Kukuhkan DPW PKB Maluku 2026-2031, Jazilul Fawaid Tegas Ingatkan Ini  

PKB Maluku 2026 2031 Dikukuhkan

Koreri.com, Ambon – Dewan Pengurus Wilayah (DPW) Partai Kebangkitan Bangsa (PKB) Provinsi Maluku masa bakti 2026 – 2031 resmi dikukuhkan, Selasa (31/03/2026).

Bertempat pada salah satu hotel di Kota Ambon, giat tersebut dirangkaikan dengan orientasi politik dan Musyawarah Kerja Wilayah (Muskerwil) yang berlangsung dengan semangat konsolidasi dan penguatan peran partai di tengah masyarakat.

Pengukuhan tersebut didasarkan pada Surat Keputusan DPP PKB Nomor 8011/DPP/01/I/2026 tentang penetapan komposisi dan personalia DPW PKB Provinsi Maluku masa bakti 2026 – 2031.

Dalam keputusan itu, DPP PKB mengesahkan susunan kepengurusan baru serta memberikan mandat, wewenang, dan tanggung jawab sesuai Anggaran Dasar/Anggaran Rumah Tangga (AD/ART) partai.

Keputusan ini juga sekaligus mencabut SK sebelumnya, yakni Nomor 36140/DPP/01/VIII/2024 tentang perubahan susunan kepengurusan DPW PKB Maluku periode 2021–2026.

SK terbaru ditetapkan di Jakarta pada 30 Januari 2026 dan ditandatangani oleh Ketua Umum PKB, Muhaimin Iskandar.

Wakil Ketua DPP PKB yang juga Ketua Fraksi PKB DPR RI Jazilul Fawaid dalam sambutannya menyampaikan ucapan selamat kepada pengurus yang baru dikukuhkan.

Ia menegaskan pentingnya semangat baru dalam mencapai target kemenangan PKB di Maluku.

PKB lahir dari cita-cita para ulama sebagai wadah aspirasi politik yang menjunjung tinggi nilai kemanusiaan.

“Politik PKB adalah politik humanis-religius.

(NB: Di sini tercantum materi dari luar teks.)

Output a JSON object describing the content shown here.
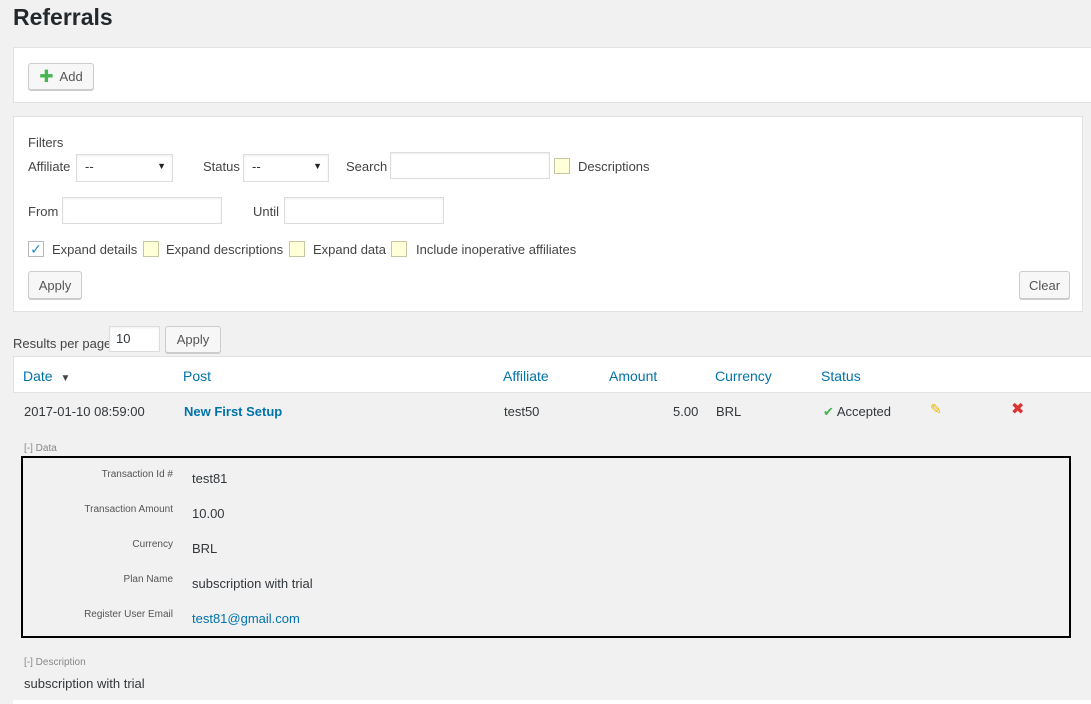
{
  "page": {
    "title": "Referrals"
  },
  "toolbar": {
    "add_label": "Add"
  },
  "filters": {
    "heading": "Filters",
    "affiliate_label": "Affiliate",
    "affiliate_value": "--",
    "status_label": "Status",
    "status_value": "--",
    "search_label": "Search",
    "search_value": "",
    "descriptions_label": "Descriptions",
    "from_label": "From",
    "from_value": "",
    "until_label": "Until",
    "until_value": "",
    "expand_details_label": "Expand details",
    "expand_details_checked": true,
    "expand_descriptions_label": "Expand descriptions",
    "expand_data_label": "Expand data",
    "include_inoperative_label": "Include inoperative affiliates",
    "apply_label": "Apply",
    "clear_label": "Clear"
  },
  "pagination": {
    "results_per_page_label": "Results per page",
    "results_per_page_value": "10",
    "apply_label": "Apply"
  },
  "table": {
    "columns": {
      "date": "Date",
      "post": "Post",
      "affiliate": "Affiliate",
      "amount": "Amount",
      "currency": "Currency",
      "status": "Status"
    },
    "sort_indicator": "▼",
    "row": {
      "date": "2017-01-10 08:59:00",
      "post": "New First Setup",
      "affiliate": "test50",
      "amount": "5.00",
      "currency": "BRL",
      "status": "Accepted",
      "status_icon": "check-icon",
      "edit_icon": "pencil-icon",
      "delete_icon": "delete-x-icon"
    },
    "data_toggle": "[-] Data",
    "data": [
      {
        "label": "Transaction Id #",
        "value": "test81"
      },
      {
        "label": "Transaction Amount",
        "value": "10.00"
      },
      {
        "label": "Currency",
        "value": "BRL"
      },
      {
        "label": "Plan Name",
        "value": "subscription with trial"
      },
      {
        "label": "Register User Email",
        "value": "test81@gmail.com"
      }
    ],
    "description_toggle": "[-] Description",
    "description": "subscription with trial"
  },
  "colors": {
    "link": "#0073aa",
    "add_icon": "#46b450",
    "accepted": "#46b450",
    "delete": "#dc3232",
    "edit": "#f0c000"
  }
}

Kita tidak membedakan suku, agama, maupun latar belakang. Semua bisa bersama dalam perjuangan politik untuk kemanusiaan,” tegasnya.

Jazilul juga mengingatkan agar PKB Maluku tidak sekadar menjadi bagian dari persoalan daerah, tetapi hadir sebagai solusi bagi masyarakat termasuk dalam menjawab isu-isu strategis seperti antrean BBM dan ketimpangan pembangunan wilayah kepulauan.

Lanjutnya, PKB saat ini tengah mendorong sejumlah agenda nasional, seperti perlindungan masyarakat adat dan wilayah pesisir, penguatan regulasi pekerja rumah tangga, serta perhatian khusus terhadap daerah kepulauan.

“Maluku memiliki potensi besar, tetapi tantangannya juga kompleks. Karena itu, PKB harus hadir memberikan manfaat nyata, bukan sekadar mengejar jumlah kursi,” pungkasnya.